Since Jones, at least one Superior Court Justice has required a warrant for cell phone location information.  Commonwealth v. Pitt, 29 Mass. L. Rptr. 445, *3 n.5, *8, *10 (Mass. Super. Ct. Feb. 23, 2012) (Cosgrove, J.) (location data reveals “trips to the psychiatrist, the plastic surgeon, the abortion clinic, the AIDS treatment center, the strip club, the criminal defense attorney, the by-the-hour motel, the union meeting, the mosque, the synagogue or church, the gay bar, and on and on . . . . [T]he extent of this potential incursion . . . unquestionably implicates Fourth Amendment privacy rights”) (quoting Jones, 132 S. Ct. at 955) (Sotomayor, J. concurring).  The federal court is also poised to revisit the issue.  See In the Matter of the Application of the United States of America for an Order Pursuant to Title 18, United States Code, Section 2703(d) to Disclose Subscriber Information and Cell Site Information, __ F. Supp. 2d. __, 2012 WL 989638, *1-2 (D. Mass. March 23, 2012) (Collings, M.J.).
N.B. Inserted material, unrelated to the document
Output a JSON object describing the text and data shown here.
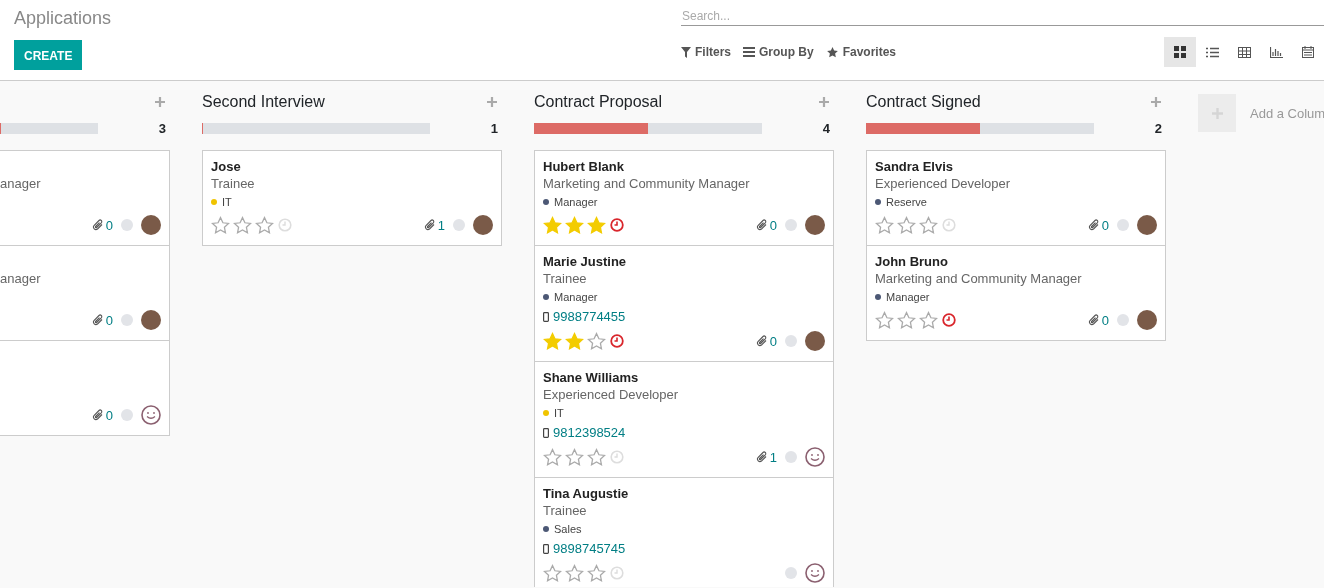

Cell phone location data can tell the government precisely where we have been every minute of the day.  Defense counsel should use Jones to press the argument that law enforcement cannot constitutionally mine this potent source of information without probable cause and a warrant.

Sara Silva, a partner with Collora LLP, represents individuals and corporations in the areas of white collar criminal defense and complex civil litigation.